Why getting regular screenings is important in the fight against cancer
Dr Pamela Munster, a renowned cancer expert from the University of California in San Francisco, explains why Zulekha Hospitals’ HPV vaccination drive, and getting regular screenings, is so important.
Unlike with breast cancer, there isn’t anything you can do at home to help detect cervical cancer. It poses as much of a threat to the lives of women (and men) in the UAE. But there are ways to actively prevent yourself from carrying or transferring the virus that leads to the disease. A new health campaign, ‘Smear, Don’t Fear’, led by Zulekha Hospitals, has been launched to encourage women across the country to get checked for cervical cancer and to outline the importance of the Human Papillomavirus (HPV) vaccination for girls and boys from a young age. Launched at Dubai Ladies Club earlier this month with the support of finance group Dubai First, the initiative has been created to raise awareness of the importance of cervical cancer screening in a country that typically avoids discussing such private topics, and how the disease can be easily prevented if the right precautions are taken.
Why now? In the UAE alone, roughly 100 women are diagnosed with cervical cancer each year, and statistics show that almost 30 of these women will die. These deaths are largely preventable, however, because cervical cancer can be cured if it is detected at its earliest stage.

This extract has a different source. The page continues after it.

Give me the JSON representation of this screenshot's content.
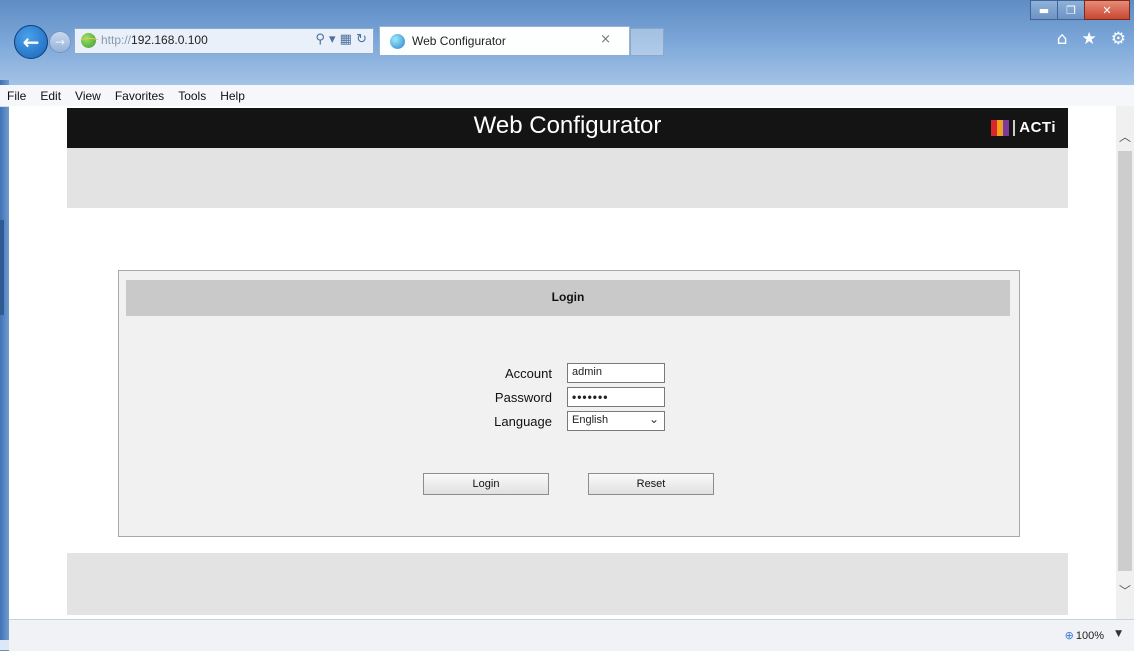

Cervical cancer appears on the neck of the uterus and is contracted by a virus that is preventable through the HPV vaccination. If children (both boys and girls) receive the vaccination from the age of nine, they’re prevented from contracting the virus. Later on, women should begin conducting regular pap smear tests with their doctor, during which any sign of unusual cells can be detected early so that treatment can be provided.
When and why to schedule your pap smear? Cervical cancer can affect anyone over the age of 25. Regular pap smears, carried out every three years starting from when a woman gets married, will help detect cancer-causing HPV. More than 92 percent of those diagnosed in the early stages of cervical cancer can be successfully cured with minimal side effects if caught at an early stage through a pap smear test check-up.
As women do not report any noticeable symptoms until after the cancer has invaded the surrounding organs or spread to the lungs, detecting the virus at an early stage is crucial. During the test, a doctor will take a small sample of cells from a woman’s cervix and send them to a laboratory where they will be checked for abnormalities. The long-term goal of the ‘Smear, Don’t Fear’ campaign is to implement a population-wide vaccination drive to permanently rid the UAE of cervical cancer.
How to get screened and how to get vaccinated The HPV vaccination can be given to girls and boys from the age of nine and will prevent the onset of the virus that causes cervical cancer.
From now until Monday August 31, women can take advantage of free gynaecological specialist consultations and pap tests at Zulekha Hospitals in Dubai and Sharjah. Women are advised to register online by completing the ‘Free Test’ section, after which they will receive a call to schedule the appointment. Register for your free consultation and test at www.you.zulekhahospitals.com. Zulekha Hospital, Al Qusais (04 367 8866).
Cervical cancer globally in numbers
4 Cervical cancer is the fourth most common cancer in women, and the seventh overall.
527,624 Number of new cervical cancer cases worldwide.
265,653 Number of deaths from cervical cancer worldwide.